Sophie Evon and her daughter-in-law, both self-proclaimed Gypsies, lit candles, burned leaves and convinced the woman that they could break the spell that had supposedly been cast on her ex.

They just needed to borrow her savings so that they could pray over it.

"Through the whole thing, I always had doubts," the woman told a King County judge on Friday. "I thought (Evon) cared about me. ... She was good at sensing my doubts and re-establishing my trust throughout the whole process."

Evon, 79, was sentenced to 1 1/2 years in prison Friday for swindling the woman out of almost $220,000 -- much of it taken from her elderly parents' retirement savings.

The elaborate scam took place in 1999, but Evon ran away with the cash and lived on the run.

The victim, who asked not to be identified, remains overwhelmed with guilt and hasn't been able to tell her parents what happened. She said they live in China and don't know the money is gone.

Through tears, she told Superior Court Judge Nicole MacInnes that she is still afraid to trust people and fearful that everyone will think "what a stupid person I was at that time."

Evon declined to say anything in court. Led into the courtroom by two guards, the winded woman coughed incessantly as her attorney, Edward Becker, said she felt bad about what she had done.

Becker said Evon, who pleaded guilty last month to three first-degree theft charges, had put $5,000 toward paying the woman back and was making efforts toward giving her an additional $15,000.

But Deputy Prosecutor Scott Peterson said the crime was "a very orchestrated psychological ploy that they used ... to gain her trust." He said the women even worked out a "good cop-bad cop" routine to break down her resistance.

MacInnes said Evon had taken no responsibility as she imposed the 1 1/2-year sentence prosecutors recommended instead of the standard three- to 9-month jail term Evon faced.

Evon, who has apparently never had any formal education, was caught in Canada a few years after disappearing with the money.

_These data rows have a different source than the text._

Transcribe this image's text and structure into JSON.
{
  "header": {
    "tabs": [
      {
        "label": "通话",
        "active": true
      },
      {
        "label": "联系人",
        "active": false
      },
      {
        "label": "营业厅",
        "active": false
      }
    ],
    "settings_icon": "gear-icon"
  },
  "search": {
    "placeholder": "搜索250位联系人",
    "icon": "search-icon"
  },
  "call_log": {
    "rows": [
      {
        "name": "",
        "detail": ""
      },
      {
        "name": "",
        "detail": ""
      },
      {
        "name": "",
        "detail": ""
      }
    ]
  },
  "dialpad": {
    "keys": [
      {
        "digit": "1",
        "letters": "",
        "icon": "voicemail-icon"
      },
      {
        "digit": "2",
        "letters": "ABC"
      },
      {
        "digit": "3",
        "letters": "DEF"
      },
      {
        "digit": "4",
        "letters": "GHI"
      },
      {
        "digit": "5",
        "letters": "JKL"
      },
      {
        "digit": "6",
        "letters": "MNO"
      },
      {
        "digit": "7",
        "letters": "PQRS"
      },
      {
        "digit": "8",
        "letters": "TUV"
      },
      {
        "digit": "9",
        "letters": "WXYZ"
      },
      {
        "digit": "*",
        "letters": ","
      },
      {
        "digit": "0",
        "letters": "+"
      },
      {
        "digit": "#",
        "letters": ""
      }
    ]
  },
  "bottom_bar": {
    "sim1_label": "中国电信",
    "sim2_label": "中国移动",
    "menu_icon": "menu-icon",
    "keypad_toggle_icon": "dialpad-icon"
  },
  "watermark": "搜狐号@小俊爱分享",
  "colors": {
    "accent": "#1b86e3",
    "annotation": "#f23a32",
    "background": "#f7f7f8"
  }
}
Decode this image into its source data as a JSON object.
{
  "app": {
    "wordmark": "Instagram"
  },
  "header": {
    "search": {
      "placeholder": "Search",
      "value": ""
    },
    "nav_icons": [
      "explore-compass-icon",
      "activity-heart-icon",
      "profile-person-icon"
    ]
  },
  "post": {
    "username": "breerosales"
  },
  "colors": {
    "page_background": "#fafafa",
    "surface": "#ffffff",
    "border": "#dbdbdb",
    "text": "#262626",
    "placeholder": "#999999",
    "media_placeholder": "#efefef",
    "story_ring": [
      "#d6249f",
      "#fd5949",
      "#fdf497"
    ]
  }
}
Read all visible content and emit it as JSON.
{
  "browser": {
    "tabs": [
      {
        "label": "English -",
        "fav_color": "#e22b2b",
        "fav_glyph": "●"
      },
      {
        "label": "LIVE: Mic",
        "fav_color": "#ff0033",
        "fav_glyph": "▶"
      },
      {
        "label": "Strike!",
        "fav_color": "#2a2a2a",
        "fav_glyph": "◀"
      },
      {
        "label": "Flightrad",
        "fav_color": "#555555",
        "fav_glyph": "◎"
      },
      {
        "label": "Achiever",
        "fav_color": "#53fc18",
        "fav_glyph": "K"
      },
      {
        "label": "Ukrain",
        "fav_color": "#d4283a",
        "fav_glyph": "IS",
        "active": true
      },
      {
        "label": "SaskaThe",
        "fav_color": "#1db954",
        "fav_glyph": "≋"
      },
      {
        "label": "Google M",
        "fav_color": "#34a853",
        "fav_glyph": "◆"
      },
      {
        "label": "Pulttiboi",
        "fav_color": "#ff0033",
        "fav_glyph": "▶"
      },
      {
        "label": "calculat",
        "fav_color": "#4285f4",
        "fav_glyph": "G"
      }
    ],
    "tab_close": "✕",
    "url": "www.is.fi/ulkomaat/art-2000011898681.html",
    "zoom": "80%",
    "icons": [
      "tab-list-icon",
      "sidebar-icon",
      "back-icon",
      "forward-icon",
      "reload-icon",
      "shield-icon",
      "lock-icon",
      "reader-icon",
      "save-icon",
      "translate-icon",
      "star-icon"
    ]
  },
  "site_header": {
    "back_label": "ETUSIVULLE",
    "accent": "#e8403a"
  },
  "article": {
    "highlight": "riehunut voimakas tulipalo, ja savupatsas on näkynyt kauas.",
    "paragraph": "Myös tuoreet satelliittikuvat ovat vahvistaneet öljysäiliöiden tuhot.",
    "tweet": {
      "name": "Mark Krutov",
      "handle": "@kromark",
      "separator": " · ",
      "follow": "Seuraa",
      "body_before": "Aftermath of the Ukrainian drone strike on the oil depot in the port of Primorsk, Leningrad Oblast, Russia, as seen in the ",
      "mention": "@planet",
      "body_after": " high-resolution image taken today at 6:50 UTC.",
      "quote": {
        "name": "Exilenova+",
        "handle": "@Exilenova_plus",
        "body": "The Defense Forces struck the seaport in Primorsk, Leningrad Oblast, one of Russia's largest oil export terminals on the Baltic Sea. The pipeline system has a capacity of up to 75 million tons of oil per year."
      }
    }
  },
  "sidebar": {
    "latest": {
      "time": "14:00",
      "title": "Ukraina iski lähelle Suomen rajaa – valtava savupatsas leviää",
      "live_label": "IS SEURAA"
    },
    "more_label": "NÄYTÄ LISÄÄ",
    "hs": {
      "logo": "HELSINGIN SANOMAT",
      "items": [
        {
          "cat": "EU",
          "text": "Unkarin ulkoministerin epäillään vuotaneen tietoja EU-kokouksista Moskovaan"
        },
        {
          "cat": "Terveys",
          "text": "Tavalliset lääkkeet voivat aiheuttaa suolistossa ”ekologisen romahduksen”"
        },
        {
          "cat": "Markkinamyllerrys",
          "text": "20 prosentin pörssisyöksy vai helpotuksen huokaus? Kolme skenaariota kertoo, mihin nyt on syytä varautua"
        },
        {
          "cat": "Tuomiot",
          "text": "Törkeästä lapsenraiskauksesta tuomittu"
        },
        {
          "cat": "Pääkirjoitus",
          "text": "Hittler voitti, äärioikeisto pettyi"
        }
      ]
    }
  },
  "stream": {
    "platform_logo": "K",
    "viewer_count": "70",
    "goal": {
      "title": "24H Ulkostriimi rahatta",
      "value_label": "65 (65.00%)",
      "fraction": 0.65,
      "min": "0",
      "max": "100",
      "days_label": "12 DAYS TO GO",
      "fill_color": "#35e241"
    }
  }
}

She faked stroke symptoms in an unsuccessful effort to be found mentally unfit and then escaped again, according to court documents.

She was arrested again in October in Calgary, Alberta.

Her daughter-in-law and partner in crime, Sylvia Lee, received an 18-month sentence in 2001.


WARNING OVER 'PSYCHIC HEALER' SCAM

UK - 01/08 -Trading Standards officers have warned people to watch out for an "insidious" scam which preys on people's religious beliefs.

Lincoln residents are being bombarded with leaflets, supposedly sent by a "world famous psychic healer" called Karina Natalia.

Ms Natalia claims that she has chosen the recipient of the letter to receive her prayers of "wealth, luck and happiness" when she makes a pilgrimage to Lourdes in France.

She claims those prayers will be answered to the tune of £75,000 if the letter recipient is lucky.

The letter does not ask for money, but it does ask people to fill in the questionnaire on the back.

The personal details requested include the recipient's full name, date of birth and place of birth.

This is nearly enough information with which to open a bank account.

And the sender also asks for information on pets', partners' and spouses' names - the information a lot of people use as bank and e-mail account passwords.

The owner of Arrow Cycles in Newark Road, North Hykeham, Carole Thompson, received one of the letters.

"I thought this was pretty disgusting in the way it focuses on religious belief and people's feelings for their loved ones and pets," she said.

Lincolnshire trading standards divisional manager Mark Keal said: "It is pretty insidious the way they target people like this.

"We get a lot of these scams, some are very aggressive and almost scare people into offering up information, others are a little more persuasive and subtle like this one."